2. Vigorously whisk your egg yolks, sugar and lemon juice in a stainless steel bowl until lighter in color and the volume has increased by half. About 3 minutes.
3. Move your stainless steel bowl to on top of the saucepan and continue whisking vigorously for 3-5 minutes. You'll whisk until the mixture has thickened to a custard like consistency, thick enough to form a ribbon when you pull the whisk up or thick enough to heavily coat the back of a spoon. Be sure to whisk consistently to avoid your mixture from scrambling; if the texture begins to break (your yolks are starting to scramble), remove it from heat and continue whisking to withhold the consistency.
4. Once thick, add in your tablespoons of butter, 2-3 at a time until melting into the mixture. You'll do this until all the butter has been added and melted, while continuing to whisk. You can do this over the heat, but move it off the heat and whisk spontaneously a few times to avoid it from getting too hot.
5. Once all of your butter has melted into the mixture, remove from heat and add in your pinch of kosher salt and paprika and whisk to combine. If it's too thick, you may add a teaspoon or two of water. Cover with foil and set on a hot pad to keep warm while you prepare your scallops.
*It can sit out at room temperature for 1 to 1 1/2 hours and you may keep leftovers in your fridge for 1-2 days. You'll reheat it with the same method you used to cook it, do not microwave or put in direct contact with heat or it will break the texture.
1. Put your scallops on a paper towel with another on top and press down to absorb all liquid. As mentioned in my notes above, if you are using "wet scallops," you may want to leave them out longer (around 30 minutes) after thawing to allow as much moisture as possible to escape to ensure you get a sear and don't steam them. Once your scallops are dry as can be from padding with paper towels as much as needed, put them on a plate once again lined with new paper towels and season lightly on both sides with a pinch of kosher salt and pepper. *Do not season too far in advance before cooking or your scallops could end up absorbing all the salt quickly and therefore tasting extremely salty.
2. Do this step once your scallops are ready for the pan!**
Heat a cast iron or stainless steel pan over medium-high to high heat with two tablespoons of vegetable oil. Wearing a hot pad on your hand, lift the handle and give the oil a dance around the pan to coat it lightly and evenly. You want your oil shimmering but not smoking; smoking oil will burn your scallops.
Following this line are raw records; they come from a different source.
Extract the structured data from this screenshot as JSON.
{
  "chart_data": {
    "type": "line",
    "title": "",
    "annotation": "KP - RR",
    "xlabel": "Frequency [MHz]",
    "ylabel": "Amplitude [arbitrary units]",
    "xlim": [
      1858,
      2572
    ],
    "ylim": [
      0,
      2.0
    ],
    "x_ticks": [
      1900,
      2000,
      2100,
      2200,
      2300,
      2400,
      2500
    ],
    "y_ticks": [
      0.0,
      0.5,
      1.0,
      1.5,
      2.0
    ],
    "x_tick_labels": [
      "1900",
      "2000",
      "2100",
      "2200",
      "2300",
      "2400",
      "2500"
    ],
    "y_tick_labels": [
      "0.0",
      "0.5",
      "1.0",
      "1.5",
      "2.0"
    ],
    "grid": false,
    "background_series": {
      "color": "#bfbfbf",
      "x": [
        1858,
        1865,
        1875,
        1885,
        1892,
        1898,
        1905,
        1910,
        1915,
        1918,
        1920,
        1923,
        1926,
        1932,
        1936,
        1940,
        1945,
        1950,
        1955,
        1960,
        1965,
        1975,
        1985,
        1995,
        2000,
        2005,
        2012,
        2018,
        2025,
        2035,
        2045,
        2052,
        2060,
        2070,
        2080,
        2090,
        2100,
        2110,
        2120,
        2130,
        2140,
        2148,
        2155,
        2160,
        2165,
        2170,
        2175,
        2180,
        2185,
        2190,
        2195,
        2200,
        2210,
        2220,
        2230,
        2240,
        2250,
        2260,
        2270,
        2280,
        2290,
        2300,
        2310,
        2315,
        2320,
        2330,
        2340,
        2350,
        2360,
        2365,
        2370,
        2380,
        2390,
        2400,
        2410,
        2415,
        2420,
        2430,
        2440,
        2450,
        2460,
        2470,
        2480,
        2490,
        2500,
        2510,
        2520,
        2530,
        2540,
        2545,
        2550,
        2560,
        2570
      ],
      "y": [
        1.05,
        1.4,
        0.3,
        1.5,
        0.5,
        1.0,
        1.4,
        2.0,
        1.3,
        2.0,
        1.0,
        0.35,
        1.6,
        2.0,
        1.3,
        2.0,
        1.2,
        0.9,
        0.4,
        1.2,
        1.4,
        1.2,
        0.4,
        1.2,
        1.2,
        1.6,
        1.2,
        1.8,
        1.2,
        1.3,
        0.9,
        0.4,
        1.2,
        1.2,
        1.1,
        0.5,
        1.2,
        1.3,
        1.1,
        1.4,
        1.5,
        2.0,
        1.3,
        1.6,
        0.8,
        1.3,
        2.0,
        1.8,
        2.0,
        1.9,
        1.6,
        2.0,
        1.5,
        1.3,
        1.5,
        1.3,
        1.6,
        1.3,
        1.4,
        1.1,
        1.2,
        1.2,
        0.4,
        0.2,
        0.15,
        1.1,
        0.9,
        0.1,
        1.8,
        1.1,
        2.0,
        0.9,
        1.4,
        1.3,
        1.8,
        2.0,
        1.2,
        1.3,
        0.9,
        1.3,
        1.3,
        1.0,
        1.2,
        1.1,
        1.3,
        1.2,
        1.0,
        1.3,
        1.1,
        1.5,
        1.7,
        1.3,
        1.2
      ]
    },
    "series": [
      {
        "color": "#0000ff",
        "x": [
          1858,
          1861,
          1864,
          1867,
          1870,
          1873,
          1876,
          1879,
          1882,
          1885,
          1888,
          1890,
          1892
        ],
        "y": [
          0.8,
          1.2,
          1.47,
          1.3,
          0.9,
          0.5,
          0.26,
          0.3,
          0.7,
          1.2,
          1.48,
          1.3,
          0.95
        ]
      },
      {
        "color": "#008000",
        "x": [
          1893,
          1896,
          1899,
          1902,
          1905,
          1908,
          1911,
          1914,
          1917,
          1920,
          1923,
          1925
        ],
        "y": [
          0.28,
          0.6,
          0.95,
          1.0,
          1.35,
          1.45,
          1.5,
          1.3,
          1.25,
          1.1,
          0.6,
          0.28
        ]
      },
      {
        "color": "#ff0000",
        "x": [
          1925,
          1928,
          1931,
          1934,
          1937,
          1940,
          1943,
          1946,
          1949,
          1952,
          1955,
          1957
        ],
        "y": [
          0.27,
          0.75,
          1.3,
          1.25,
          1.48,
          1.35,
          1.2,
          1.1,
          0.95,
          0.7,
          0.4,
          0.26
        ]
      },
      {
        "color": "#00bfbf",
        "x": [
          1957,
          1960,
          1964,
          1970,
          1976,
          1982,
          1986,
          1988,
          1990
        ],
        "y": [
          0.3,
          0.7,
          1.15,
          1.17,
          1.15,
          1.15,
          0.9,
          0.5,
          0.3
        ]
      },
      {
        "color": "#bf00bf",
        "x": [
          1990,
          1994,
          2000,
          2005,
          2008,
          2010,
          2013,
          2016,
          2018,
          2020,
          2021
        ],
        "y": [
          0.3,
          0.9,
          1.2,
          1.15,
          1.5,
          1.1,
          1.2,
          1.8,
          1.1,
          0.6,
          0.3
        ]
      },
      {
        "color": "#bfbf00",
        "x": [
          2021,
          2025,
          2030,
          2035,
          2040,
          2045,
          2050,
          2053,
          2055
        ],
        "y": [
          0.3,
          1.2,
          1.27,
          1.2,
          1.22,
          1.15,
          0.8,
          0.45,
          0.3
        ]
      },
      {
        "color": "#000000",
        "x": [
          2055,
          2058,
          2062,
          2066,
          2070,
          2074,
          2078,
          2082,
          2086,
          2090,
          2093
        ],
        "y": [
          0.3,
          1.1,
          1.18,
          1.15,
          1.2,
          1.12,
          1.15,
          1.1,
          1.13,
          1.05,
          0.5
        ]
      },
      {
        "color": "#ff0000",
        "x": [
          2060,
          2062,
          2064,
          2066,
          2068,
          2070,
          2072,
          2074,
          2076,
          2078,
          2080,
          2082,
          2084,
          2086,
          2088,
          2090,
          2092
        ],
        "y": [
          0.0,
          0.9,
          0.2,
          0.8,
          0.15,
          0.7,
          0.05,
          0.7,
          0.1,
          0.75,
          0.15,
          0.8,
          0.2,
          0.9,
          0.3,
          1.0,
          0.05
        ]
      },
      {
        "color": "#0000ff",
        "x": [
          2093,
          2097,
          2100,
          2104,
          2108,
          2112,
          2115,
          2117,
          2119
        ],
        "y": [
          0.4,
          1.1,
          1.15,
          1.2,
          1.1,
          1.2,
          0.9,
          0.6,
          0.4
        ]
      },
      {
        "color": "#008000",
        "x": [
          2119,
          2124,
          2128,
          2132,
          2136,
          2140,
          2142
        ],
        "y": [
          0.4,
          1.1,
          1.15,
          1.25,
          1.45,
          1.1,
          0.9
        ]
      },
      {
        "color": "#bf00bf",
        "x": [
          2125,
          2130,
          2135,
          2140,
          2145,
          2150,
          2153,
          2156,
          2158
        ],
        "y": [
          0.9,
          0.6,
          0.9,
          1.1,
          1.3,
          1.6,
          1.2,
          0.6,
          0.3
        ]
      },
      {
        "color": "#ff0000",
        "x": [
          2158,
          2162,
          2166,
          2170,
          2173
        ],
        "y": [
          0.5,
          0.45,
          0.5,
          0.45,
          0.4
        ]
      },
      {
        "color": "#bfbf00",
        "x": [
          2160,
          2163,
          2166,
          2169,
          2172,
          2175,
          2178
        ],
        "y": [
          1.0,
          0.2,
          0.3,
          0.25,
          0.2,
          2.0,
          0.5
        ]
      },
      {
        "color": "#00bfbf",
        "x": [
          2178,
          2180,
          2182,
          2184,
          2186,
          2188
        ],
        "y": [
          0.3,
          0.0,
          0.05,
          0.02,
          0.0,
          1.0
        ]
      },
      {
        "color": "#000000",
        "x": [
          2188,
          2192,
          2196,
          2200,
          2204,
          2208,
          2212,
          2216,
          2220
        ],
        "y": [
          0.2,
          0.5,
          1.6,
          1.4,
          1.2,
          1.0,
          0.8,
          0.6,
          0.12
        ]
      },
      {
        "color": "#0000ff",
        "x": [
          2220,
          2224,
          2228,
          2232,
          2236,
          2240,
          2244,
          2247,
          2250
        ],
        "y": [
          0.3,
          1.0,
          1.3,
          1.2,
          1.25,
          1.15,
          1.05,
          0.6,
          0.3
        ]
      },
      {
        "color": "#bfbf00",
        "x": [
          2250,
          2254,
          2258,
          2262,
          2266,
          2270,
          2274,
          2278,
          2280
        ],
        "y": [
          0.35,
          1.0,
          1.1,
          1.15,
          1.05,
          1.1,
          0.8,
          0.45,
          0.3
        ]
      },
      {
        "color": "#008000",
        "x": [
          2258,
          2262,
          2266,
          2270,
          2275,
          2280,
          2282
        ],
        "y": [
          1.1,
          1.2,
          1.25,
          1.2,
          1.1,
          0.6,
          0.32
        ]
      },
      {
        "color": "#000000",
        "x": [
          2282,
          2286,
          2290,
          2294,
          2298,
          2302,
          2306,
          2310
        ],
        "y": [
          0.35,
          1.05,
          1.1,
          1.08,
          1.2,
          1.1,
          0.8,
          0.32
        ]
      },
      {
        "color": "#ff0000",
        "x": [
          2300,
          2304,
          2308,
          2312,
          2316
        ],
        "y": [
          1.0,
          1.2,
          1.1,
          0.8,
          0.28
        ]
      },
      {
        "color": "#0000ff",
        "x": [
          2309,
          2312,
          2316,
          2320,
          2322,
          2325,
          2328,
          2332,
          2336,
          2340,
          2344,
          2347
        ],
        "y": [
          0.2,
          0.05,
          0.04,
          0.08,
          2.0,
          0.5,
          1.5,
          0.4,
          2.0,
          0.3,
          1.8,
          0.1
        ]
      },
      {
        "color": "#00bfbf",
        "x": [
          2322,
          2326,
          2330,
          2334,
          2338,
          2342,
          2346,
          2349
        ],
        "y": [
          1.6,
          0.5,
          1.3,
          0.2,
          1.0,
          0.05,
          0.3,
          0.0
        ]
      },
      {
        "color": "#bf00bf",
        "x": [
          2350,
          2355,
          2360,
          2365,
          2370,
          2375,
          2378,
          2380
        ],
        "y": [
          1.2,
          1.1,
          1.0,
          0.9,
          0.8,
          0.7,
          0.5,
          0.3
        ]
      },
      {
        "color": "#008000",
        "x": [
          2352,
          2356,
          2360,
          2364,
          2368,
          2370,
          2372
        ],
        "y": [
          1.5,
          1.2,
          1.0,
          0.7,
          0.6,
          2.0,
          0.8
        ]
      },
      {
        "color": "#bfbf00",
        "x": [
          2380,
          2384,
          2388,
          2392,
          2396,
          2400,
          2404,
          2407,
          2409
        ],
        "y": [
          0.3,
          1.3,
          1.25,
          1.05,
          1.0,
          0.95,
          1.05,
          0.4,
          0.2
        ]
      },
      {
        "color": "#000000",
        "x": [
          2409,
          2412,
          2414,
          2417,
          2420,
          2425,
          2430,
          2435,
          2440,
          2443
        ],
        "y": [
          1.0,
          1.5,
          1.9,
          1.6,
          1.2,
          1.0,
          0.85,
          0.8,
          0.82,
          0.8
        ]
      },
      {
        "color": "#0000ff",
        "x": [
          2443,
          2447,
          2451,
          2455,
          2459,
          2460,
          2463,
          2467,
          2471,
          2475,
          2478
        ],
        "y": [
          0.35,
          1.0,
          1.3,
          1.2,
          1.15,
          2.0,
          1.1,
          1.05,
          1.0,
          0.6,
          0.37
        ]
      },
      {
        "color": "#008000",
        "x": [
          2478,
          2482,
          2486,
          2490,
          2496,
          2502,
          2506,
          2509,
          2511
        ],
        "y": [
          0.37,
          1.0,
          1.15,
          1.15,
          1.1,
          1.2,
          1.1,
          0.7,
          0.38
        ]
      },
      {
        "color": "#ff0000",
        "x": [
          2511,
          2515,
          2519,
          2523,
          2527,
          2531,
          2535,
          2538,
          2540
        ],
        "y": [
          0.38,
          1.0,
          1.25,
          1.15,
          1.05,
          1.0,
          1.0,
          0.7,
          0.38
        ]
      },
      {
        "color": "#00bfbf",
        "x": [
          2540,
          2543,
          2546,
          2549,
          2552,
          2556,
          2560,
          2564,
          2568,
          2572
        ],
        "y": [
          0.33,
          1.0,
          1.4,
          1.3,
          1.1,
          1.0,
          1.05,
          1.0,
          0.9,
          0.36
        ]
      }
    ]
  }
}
3. Using a tong, place your scallops in the pan, giving enough space (an inch or so) in between each to allow steam to escape; you may need to cook in batches. Your pan should make a loud sizzling sound when the scallops come in contact with the heat, ensuring the pan is plenty hot enough to form a sear.
4. Leave the scallops on this side for approximately 2 minutes, until the scallop easily releases from the pan when you go to move it (if it sticks, it's likely not ready to flip, don't force it, otherwise check to see that the pan is coated enough in oil).
5. Once you can see that a crust has formed and the scallops easily flip, cook on the opposite side for one more minute.
6. Move to a plate, top with a generous spoonful of the prepared hollandaise, crumbled bacon pieces, a dusting of paprika and chives. Enjoy!